Weinberger studies the formation of planets, using observational methods such as ultra-high spatial-resolution imaging using advanced instrumentation on the ground and in space including the Hubble Space Telescope. Her research focuses on disks surrounding nearby stars in order to understand the conditions for the birth of new planets.
In 2013, Weinberger was part of a research team of astronomers from around the globe who discovered exoplanet HD 106906 b. This discovery was notable due to the planet’s distance away from its host star, which raised questions and ideas about the formation of planets.
Alycia Weinberger, among a team of astronomers published their work in The Astrophysical Journal about their new discovery. They found a forming planet around a young star called TW Hydrae.
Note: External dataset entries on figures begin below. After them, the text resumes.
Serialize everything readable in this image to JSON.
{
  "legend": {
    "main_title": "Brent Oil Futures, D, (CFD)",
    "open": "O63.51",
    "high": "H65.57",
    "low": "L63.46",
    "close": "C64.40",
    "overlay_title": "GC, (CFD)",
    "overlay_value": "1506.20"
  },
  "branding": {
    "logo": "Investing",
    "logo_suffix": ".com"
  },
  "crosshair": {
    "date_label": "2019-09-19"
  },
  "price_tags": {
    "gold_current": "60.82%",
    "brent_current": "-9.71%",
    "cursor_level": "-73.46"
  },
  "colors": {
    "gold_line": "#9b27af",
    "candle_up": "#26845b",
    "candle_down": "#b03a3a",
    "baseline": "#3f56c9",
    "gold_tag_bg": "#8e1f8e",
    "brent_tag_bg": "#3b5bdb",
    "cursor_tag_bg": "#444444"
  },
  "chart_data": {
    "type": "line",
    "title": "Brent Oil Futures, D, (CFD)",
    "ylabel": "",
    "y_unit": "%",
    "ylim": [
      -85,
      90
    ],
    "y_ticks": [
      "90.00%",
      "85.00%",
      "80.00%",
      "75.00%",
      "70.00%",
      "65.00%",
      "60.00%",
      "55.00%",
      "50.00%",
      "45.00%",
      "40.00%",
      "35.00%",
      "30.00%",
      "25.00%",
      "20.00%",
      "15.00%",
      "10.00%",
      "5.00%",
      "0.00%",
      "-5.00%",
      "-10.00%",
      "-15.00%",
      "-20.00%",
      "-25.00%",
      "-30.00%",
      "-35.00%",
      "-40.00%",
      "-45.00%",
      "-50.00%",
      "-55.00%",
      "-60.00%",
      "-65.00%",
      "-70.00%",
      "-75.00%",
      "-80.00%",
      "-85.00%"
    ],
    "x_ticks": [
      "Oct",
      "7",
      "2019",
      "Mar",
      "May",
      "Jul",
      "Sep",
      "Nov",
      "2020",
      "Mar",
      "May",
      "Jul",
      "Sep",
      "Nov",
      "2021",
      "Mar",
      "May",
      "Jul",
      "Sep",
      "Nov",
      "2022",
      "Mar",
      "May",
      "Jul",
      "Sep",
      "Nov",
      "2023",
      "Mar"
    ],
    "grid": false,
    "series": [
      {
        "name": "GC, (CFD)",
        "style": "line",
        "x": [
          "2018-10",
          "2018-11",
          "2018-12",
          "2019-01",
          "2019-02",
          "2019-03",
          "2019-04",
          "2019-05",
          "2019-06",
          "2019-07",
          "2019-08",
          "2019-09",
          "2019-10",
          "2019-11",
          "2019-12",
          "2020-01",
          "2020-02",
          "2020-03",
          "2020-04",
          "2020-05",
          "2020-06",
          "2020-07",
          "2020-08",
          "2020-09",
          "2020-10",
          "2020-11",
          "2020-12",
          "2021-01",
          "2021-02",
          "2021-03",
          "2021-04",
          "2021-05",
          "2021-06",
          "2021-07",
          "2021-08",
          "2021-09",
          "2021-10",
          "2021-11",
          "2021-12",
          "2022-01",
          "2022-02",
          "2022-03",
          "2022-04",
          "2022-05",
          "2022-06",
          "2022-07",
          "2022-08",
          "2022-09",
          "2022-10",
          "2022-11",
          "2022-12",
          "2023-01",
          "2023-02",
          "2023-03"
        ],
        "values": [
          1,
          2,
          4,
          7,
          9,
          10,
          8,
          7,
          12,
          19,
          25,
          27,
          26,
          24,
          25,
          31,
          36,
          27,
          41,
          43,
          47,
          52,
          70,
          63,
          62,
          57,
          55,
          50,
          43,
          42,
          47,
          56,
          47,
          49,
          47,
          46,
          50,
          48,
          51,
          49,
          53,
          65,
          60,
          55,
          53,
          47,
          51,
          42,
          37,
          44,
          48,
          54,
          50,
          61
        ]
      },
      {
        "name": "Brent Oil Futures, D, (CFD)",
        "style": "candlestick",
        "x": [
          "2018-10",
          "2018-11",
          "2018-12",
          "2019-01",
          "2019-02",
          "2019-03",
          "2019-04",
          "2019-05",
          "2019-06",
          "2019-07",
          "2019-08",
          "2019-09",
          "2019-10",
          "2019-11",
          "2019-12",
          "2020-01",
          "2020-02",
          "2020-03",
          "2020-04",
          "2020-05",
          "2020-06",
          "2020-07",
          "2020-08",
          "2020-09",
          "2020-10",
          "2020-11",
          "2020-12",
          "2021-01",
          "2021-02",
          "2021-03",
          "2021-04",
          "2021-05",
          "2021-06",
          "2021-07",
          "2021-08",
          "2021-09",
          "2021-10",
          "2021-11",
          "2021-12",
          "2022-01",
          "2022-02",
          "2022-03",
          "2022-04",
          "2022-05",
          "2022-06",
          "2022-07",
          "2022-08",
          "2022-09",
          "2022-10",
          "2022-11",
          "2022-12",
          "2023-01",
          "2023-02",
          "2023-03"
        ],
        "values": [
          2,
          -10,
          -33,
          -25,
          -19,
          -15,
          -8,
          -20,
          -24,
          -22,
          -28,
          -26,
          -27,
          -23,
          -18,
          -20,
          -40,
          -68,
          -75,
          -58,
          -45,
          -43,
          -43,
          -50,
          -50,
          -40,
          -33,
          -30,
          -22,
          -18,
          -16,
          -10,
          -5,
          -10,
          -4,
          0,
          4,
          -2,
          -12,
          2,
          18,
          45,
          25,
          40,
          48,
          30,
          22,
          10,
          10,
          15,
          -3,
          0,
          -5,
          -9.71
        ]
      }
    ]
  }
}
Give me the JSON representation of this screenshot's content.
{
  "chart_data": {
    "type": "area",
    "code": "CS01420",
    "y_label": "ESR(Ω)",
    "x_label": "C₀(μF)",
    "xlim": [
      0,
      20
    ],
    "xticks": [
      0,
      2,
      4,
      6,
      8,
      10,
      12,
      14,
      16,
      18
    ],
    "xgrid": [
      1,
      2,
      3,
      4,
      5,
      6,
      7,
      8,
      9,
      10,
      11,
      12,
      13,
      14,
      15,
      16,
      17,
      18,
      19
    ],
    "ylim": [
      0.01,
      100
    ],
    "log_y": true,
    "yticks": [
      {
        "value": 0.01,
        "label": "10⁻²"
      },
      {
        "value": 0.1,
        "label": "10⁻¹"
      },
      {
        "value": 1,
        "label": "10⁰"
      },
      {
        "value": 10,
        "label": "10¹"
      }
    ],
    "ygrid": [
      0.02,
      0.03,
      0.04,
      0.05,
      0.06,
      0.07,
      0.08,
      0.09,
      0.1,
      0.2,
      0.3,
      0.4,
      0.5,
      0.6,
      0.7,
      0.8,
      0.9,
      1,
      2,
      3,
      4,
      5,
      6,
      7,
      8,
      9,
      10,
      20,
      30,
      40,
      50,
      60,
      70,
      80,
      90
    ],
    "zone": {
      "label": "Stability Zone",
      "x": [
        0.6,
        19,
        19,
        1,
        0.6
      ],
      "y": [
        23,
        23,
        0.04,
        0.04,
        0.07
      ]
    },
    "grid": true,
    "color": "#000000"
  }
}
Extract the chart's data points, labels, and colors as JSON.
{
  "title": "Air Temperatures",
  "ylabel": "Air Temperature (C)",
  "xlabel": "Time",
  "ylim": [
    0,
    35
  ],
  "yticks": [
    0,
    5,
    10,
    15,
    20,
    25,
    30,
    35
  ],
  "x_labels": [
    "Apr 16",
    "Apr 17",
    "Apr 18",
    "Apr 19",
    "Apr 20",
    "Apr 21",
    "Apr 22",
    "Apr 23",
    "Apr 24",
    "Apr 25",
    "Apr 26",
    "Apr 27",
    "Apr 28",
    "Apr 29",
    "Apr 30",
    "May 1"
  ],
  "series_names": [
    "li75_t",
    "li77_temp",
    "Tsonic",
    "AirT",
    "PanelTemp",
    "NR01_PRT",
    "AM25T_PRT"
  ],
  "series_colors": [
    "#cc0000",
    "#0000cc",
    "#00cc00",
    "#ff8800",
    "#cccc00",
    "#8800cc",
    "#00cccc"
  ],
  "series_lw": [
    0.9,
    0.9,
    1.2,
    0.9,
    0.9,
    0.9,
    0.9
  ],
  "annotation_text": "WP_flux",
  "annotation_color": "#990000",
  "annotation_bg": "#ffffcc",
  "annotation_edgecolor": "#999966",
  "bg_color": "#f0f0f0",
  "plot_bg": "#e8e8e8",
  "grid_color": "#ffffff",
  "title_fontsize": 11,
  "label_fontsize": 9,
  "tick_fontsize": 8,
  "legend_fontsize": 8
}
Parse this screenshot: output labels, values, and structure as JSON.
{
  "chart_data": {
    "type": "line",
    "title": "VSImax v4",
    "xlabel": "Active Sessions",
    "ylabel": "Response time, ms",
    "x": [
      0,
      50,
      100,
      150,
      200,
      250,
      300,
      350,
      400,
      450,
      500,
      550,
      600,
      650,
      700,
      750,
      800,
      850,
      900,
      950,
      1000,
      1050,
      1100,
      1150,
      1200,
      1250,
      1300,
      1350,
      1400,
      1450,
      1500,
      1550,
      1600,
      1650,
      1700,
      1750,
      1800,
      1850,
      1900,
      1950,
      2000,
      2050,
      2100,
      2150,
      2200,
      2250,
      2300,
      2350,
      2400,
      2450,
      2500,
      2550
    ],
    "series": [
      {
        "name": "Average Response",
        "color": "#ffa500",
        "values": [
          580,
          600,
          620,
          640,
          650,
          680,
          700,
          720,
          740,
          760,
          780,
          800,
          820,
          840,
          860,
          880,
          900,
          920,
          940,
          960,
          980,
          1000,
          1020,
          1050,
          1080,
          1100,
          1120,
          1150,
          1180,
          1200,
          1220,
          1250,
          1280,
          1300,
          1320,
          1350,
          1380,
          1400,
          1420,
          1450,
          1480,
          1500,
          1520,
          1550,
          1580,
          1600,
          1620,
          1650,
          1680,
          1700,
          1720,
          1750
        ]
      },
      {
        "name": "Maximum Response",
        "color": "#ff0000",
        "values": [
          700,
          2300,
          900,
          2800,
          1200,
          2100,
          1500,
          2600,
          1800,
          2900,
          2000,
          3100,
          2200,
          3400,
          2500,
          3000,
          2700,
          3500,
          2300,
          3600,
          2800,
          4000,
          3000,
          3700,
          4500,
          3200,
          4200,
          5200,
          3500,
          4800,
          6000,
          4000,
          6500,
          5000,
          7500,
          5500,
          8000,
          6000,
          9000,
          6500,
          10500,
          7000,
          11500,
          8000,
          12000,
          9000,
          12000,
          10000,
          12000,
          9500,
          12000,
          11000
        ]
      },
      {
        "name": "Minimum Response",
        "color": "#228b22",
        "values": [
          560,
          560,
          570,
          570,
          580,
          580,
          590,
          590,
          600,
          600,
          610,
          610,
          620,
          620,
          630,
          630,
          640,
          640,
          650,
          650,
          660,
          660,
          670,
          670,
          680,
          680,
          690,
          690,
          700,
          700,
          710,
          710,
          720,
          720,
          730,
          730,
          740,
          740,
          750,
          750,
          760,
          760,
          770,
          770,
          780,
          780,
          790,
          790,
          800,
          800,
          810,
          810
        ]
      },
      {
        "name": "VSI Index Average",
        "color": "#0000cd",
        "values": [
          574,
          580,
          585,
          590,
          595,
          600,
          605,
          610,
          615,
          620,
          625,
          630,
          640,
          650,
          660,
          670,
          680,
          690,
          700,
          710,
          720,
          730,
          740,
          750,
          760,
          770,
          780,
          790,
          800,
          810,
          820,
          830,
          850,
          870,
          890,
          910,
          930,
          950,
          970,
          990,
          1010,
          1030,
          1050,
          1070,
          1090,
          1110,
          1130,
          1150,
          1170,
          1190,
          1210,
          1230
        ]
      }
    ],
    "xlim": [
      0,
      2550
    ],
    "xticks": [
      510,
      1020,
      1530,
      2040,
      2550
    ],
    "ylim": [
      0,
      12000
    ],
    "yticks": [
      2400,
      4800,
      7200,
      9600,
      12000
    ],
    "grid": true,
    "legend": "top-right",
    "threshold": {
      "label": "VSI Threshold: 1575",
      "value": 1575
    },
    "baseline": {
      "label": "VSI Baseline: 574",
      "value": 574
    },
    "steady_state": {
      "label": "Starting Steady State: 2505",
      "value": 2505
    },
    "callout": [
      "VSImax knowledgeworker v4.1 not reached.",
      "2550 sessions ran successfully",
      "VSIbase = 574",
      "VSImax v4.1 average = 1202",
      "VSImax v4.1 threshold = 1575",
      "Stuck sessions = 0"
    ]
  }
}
The TW Hydrae, approximately 10 million years old, is found in the Hydra constellation and is constituted of a disk of dust and gaz in rotation, in which small planets are born. This young star may have given astronomers an insight of how Earth and the planets of the Solar system may have looked 4.6 billion years ago, during its formation. It is the nearest planet to be observed which is also one of the most distant planetary mass companions that has ever been directly observed and is projectedly closer to the binary system HD 106906 at a distance of about 650 astronomical units (AU), over 20 times greater than the distance between Neptune and the Sun. This is because of its extreme orbit which is opposite to classical core accretion theories of planet formation which suggest giant planets to be formed nearer to their stars where the proto planetary disk is richer has led astronomers to consider other possibilities such as gravitational instability or dynamical scattering by the inner system.
In 2025, Weinberger contributed to the Proxima Centauri flare study using the Atacama Large Millimeter/submillimeter Array (ALMA), examining how stellar flares may affect exoplanet habitability.